Benedict returned to his native Germany for the third time since becoming pope in 2005, but it was his first official state visit and the first time he had ever addressed the Bundestag.
Those expecting a contentious speech may have been disappointed. In comments that verged at times on the academic, the theologian pope spoke about the importance of responsibility of political leaders, and touched on several themes at the heart of his papacy: the fight against secularism and relativism. He also called for opening a debate on ethics.
Among the leading voices opposing his appearance came from the Green Party, which Benedict singled out for praise. "The emergence of the ecological movement in German politics since the 1970s," Benedict said, represented a "cry for fresh air which must not be ignored or pushed aside." His comments prompted a burst of spontaneous applause, though he noted that he was not engaging in "propaganda" for any particular political party, leading to laughter on the floor.
On the plane ride from Rome to Berlin, Benedict addressed the sexual abuse of children by priests that threw the church in his native country into a deep crisis last year. "I can understand that some people have been scandalized by the crimes that have been revealed in recent times," he said, according to The Associated Press. Benedict said that there were both "good and bad fish in the Lord's net."
Chancellor Angela Merkel and President Christian Wulff met Benedict's Alitalia plane when it landed at Tegel Airport Thursday. Cannons fired a 21-gun salute to welcome the pontiff.
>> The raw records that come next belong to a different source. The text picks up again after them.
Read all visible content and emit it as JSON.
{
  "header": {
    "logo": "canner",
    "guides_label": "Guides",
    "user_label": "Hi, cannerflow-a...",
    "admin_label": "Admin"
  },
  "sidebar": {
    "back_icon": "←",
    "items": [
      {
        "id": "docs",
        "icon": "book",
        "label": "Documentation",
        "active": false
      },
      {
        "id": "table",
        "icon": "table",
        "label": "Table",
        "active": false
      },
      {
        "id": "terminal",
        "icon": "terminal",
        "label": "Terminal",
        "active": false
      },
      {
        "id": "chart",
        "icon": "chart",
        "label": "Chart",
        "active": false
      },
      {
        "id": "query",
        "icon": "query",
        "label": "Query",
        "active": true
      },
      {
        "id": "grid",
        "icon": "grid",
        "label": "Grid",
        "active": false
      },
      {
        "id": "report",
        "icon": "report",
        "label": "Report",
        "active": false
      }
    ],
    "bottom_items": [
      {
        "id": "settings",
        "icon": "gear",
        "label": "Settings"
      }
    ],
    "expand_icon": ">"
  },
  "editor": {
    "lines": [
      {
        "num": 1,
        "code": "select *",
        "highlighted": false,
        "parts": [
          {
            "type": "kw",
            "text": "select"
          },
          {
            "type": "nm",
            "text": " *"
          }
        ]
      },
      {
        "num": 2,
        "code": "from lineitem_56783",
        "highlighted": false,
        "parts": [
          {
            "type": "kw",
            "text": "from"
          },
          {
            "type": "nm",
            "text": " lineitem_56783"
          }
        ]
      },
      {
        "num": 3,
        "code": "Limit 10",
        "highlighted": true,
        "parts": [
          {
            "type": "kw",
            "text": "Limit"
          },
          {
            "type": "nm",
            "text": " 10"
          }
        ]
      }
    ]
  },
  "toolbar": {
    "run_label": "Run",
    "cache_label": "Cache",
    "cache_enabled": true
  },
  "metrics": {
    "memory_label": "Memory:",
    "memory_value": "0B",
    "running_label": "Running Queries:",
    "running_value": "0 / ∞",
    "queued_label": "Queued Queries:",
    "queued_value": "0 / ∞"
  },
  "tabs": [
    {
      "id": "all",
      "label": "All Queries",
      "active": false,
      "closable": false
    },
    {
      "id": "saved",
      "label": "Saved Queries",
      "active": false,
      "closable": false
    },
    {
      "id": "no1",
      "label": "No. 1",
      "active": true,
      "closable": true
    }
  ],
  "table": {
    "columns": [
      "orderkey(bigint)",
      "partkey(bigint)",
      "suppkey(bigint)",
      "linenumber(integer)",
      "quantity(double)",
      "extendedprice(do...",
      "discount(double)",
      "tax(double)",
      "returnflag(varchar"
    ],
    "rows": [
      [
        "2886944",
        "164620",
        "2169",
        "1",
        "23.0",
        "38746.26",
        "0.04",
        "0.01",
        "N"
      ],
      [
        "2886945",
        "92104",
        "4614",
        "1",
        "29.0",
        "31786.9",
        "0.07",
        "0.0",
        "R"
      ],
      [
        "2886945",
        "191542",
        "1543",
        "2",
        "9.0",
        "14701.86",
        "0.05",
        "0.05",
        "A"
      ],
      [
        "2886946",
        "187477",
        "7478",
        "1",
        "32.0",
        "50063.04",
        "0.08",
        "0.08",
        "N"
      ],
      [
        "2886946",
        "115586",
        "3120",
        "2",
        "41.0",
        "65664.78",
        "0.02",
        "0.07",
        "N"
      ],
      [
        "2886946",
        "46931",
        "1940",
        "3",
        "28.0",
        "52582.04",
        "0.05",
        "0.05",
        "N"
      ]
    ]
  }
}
Benedict, clad in white with a gold cross hanging on a chain, walked the red carpet on the tarmac.
The decision to allow Benedict to address the Parliament caused particular outrage among opponents who said it crossed the line between church and state. Dozens of members of the far-left Left Party boycotted the event. Hans-Christian Ströbele, a Green Party parliamentarian, stood up and left as the speech began.
Some of the boycotters joined protests in central Berlin's Potsdamer Plotz, organized by gay-rights and feminist groups that included demonstrators dressed as condoms and nuns and signs that read "Pope Go Home" and "I was sexually abused by the Church." German news agencies estimated the size of the crowd at about 20,000.Benedict was invited to make the address by Norbert Lammert, the president of the Bundestag. "Never before in history has a pope spoken before an elected German Parliament," Mr. Lammert said as he introduced the pope. "And seldom has a speech in this house created so much attention and interest before it was even given."
His predecessor, John Paul II, addressed the Italian parliament and several others, and last year Benedict spoke before the British political establishment in Westminster Hall, but Thursday's was the first time any pope had addressed the Bundestag.
Benedict acknowledged Germany's history of aggression in the 20th century, saying Germans "have seen how power became divorced from right, how power opposed right and crushed it, so that the State became an instrument for destroying right." He praised those who resisted the Nazi regime. Benedict grew up under Nazism. He came from an anti-Nazi family and was an unwilling member of the Hitler Youth.
Instead of a pleasant visit to his native land, the trip to Germany promised to be a journey to one of the front lines in the battle over the future of the Roman Catholic Church. The protests and demonstrations over the pope's visit are a far cry from the jubilation set off here by his election to the papacy more than six years ago. There was, many Germans say in hindsight, a naïveté to that celebration, which ignored the collision course between an increasingly secular society and a church leader set on a conservative, traditional path.